Alors, très simplement:

—Qui est-ce? demanda Zonzon.

Il fallait répondre. Elle n’eut pas le temps d’inventer.

—Lucien Chazelles.

Et, en prononçant ce nom, elle se sentit rougir, rougir, envahie d’une onde de sang qui lui brûlait les pommettes, le tour des yeux, le front, une poussée d’autant plus violente qu’elle s’efforçait plus d’en refréner l’élan. Et, à travers cette brume rouge où elle aurait voulu disparaître, s’anéantir, elle entendit encore la voix maintenant soupçonneuse:

—Et il voulait venir te voir ici, te croyant seule?

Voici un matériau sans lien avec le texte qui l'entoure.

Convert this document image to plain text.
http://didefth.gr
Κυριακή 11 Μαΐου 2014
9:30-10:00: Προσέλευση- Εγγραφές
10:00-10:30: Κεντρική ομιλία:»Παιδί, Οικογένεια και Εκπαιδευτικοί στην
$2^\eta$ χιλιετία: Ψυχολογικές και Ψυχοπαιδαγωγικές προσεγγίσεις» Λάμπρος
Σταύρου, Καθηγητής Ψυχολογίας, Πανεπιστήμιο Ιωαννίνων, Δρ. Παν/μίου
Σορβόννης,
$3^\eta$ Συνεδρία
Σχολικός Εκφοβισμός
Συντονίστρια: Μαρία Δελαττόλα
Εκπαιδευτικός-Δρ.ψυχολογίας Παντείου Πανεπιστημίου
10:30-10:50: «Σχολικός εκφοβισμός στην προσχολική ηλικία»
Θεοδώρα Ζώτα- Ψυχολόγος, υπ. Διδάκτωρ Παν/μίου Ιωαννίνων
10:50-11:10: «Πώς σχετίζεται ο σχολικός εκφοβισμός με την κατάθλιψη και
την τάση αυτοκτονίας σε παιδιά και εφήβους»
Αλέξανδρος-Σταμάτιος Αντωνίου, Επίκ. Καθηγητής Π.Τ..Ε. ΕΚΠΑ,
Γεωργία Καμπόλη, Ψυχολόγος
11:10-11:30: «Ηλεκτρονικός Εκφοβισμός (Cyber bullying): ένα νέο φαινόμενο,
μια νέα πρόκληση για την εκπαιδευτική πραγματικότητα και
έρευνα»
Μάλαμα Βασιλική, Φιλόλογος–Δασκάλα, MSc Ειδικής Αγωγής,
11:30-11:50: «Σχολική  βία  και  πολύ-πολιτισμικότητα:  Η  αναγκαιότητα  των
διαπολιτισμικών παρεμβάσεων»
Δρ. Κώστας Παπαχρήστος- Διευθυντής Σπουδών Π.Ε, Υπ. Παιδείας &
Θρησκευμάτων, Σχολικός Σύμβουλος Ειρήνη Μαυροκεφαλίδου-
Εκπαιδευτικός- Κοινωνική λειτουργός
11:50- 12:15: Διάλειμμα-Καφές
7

Mais avant d’avoir pu trouver une réponse, elle se sentit happée par deux bras impérieux et tendres, pressée, blottie contre une chaude poitrine. Et la voix de Zonzon, ferme et douce comme l’étreinte:

—Alors, c’est ton amant?... Allons, ne te cabre pas. Ah! Ce n’est pas le moment de se dérober, de jouer à cache-cache. Nous n’avons pas le temps aujourd’hui. Finies, ces manières-là. Il y va peut-être de ton sort, mon pauvre petit, de celui de ton mari, de ton enfant ... Je peux t’aider à voir en toi, à découvrir le mal, à le guérir. Tu n’as pas le droit de te taire. Parle, ma chérie, parle tout de suite.